Venmo, behind you: incumbents are taking on P2P startups
It was only a matter of time, really. Though peer-to-peer payments have primarily been the focus of fintech startups, incumbents are delving into this market via clearXchange, a white label P2P payment platform for financial institutions.
Instead of developing a P2P payment product in-house, 5 of America’s top banks (including Chase and Bank of America) have signed up to the clearXchange network. So far, customers can only send money to other of the bank’s customers via the platform, but eventually they’ll be able to send to family and friends who bank elsewhere.
Chase’s Jamie Dimon famously said that he expects to win at payments; Chase’s integration of clearXchange into its existing banking apps is one indication of just how they’re planning to do that.
Turning non-customers into customers with mobile apps
It’s tough to market a bank – especially when so many millennials have lost faith in financial institutions. A new marketing tack that banks are testing out is a line of mobile services aimed at non-customers. The idea is that these mobile apps will cultivate more frequent, deeper engagements with non-customers, which will eventually lead to converting them into customers.
Whether this mastermind marketing plan will yield the desired results remains to be seen. In the meantime, ZEO, TCF Bank’s suite of services offered to all humans (customers and non), has been a big hit with existing customers – this in itself could entice more non-customers to the platform and to the bank itself.
Roboadvisors are a game changer, but at what cost?

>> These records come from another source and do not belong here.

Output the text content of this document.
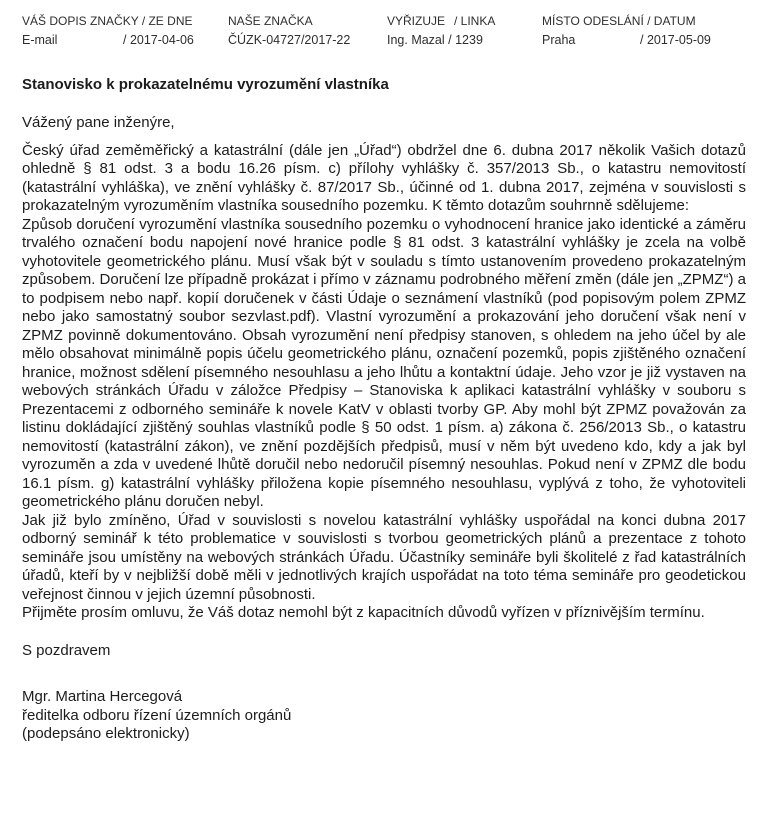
VÁŠ DOPIS ZNAČKY / ZE DNE
E-mail	/ 2017-04-06
NAŠE ZNAČKA
ČÚZK-04727/2017-22
VYŘIZUJE / LINKA
Ing. Mazal / 1239
MÍSTO ODESLÁNÍ / DATUM
Praha	/ 2017-05-09
Stanovisko k prokazatelnému vyrozumění vlastníka

Vážený pane inženýre,

Český úřad zeměměřický a katastrální (dále jen „Úřad“) obdržel dne 6. dubna 2017 několik Vašich dotazů ohledně § 81 odst. 3 a bodu 16.26 písm. c) přílohy vyhlášky č. 357/2013 Sb., o katastru nemovitostí (katastrální vyhláška), ve znění vyhlášky č. 87/2017 Sb., účinné od 1. dubna 2017, zejména v souvislosti s prokazatelným vyrozuměním vlastníka sousedního pozemku. K těmto dotazům souhrnně sdělujeme:

Způsob doručení vyrozumění vlastníka sousedního pozemku o vyhodnocení hranice jako identické a záměru trvalého označení bodu napojení nové hranice podle § 81 odst. 3 katastrální vyhlášky je zcela na volbě vyhotovitele geometrického plánu. Musí však být v souladu s tímto ustanovením provedeno prokazatelným způsobem. Doručení lze případně prokázat i přímo v záznamu podrobného měření změn (dále jen „ZPMZ“) a to podpisem nebo např. kopií doručenek v části Údaje o seznámení vlastníků (pod popisovým polem ZPMZ nebo jako samostatný soubor sezvlast.pdf). Vlastní vyrozumění a prokazování jeho doručení však není v ZPMZ povinně dokumentováno. Obsah vyrozumění není předpisy stanoven, s ohledem na jeho účel by ale mělo obsahovat minimálně popis účelu geometrického plánu, označení pozemků, popis zjištěného označení hranice, možnost sdělení písemného nesouhlasu a jeho lhůtu a kontaktní údaje. Jeho vzor je již vystaven na webových stránkách Úřadu v záložce Předpisy – Stanoviska k aplikaci katastrální vyhlášky v souboru s Prezentacemi z odborného semináře k novele KatV v oblasti tvorby GP. Aby mohl být ZPMZ považován za listinu dokládající zjištěný souhlas vlastníků podle § 50 odst. 1 písm. a) zákona č. 256/2013 Sb., o katastru nemovitostí (katastrální zákon), ve znění pozdějších předpisů, musí v něm být uvedeno kdo, kdy a jak byl vyrozuměn a zda v uvedené lhůtě doručil nebo nedoručil písemný nesouhlas. Pokud není v ZPMZ dle bodu 16.1 písm. g) katastrální vyhlášky přiložena kopie písemného nesouhlasu, vyplývá z toho, že vyhotoviteli geometrického plánu doručen nebyl.

Jak již bylo zmíněno, Úřad v souvislosti s novelou katastrální vyhlášky uspořádal na konci dubna 2017 odborný seminář k této problematice v souvislosti s tvorbou geometrických plánů a prezentace z tohoto semináře jsou umístěny na webových stránkách Úřadu. Účastníky semináře byli školitelé z řad katastrálních úřadů, kteří by v nejbližší době měli v jednotlivých krajích uspořádat na toto téma semináře pro geodetickou veřejnost činnou v jejich územní působnosti.

Přijměte prosím omluvu, že Váš dotaz nemohl být z kapacitních důvodů vyřízen v příznivějším termínu.

S pozdravem

Mgr. Martina Hercegová

ředitelka odboru řízení územních orgánů

(podepsáno elektronicky)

This week, Betterment became the first independent roboadvisor to surpass $5 billion in assets under management. Well done, Betterment, but beware: this is also the week in which a report on the just how unprofitable roboadvisors are went live.
The report by UK asset manager Alan Miller was (wrongly, we think) largely ignored by the media, but its findings demonstrate that roboadvisors’ business models are extremely problematic: it can take up to 11 years for a roboadvisor account to become profitable, and a UK robo spends an estimated £2,794 over the life of an account.
This might not be a big deal for incumbents who have spun off or acquired a robo, but for smaller robo independents, these costs could be a long-term death sentence.
Regulation technology is coming into its own
Whether you’re an established incumbent or a hopeful startup, the double whammy of state and federal financial regulations can be overwhelming. Luckily, there’s tech for that: meet regulation tech (better known by its stage name, regtech).
Though it might not be the sexiest technology, regtech helps companies of all sizes from across the finance industry jump through flaming bureaucratic hoops, such as registration requirements, license fees, training requirements, and staffing rules. Tradestreaming’s Gidon Belmaker lays down the regulation challenges finance companies are facing and pinpoints the top 10 regtech companies that are steadily gaining momentum.
Globalization is speeding along multi currency solutions
Brexit aside, globalization has allowed more people than ever before to spend and shop in foreign currencies. This trend has obviously led to an increased demand for online and mobile money exchange solutions, and the UK fintech mavens haven’t disappointed:
Revolut, launched in 2013, is a multi currency payments platform that enables you to exchange, send, and spend your money while avoiding foreign banking fees without using a bank. The Revolut app, combined with a prepaid MasterCard, lets users load money from the bank account in their domestic currency and spend it in 90 different currencies across the globe – including bitcoin – at the interbank rate. Revolut just raised over $8 million from big-name investors and also has raised more than $11.7 million through pledges via a crowdfunding campaign.
Perhaps following a frustrating experience of returning from, say, London, with 20 pounds and nothing to do with them, WeSwap, a P2P platform, is touting cheaper travel money for all with its app that enables travelers to directly swap currencies with one another. The company is fresh off a $10 million funding round, and its CEO is confident that English fintech can prevail in spite of the Brexit referendum.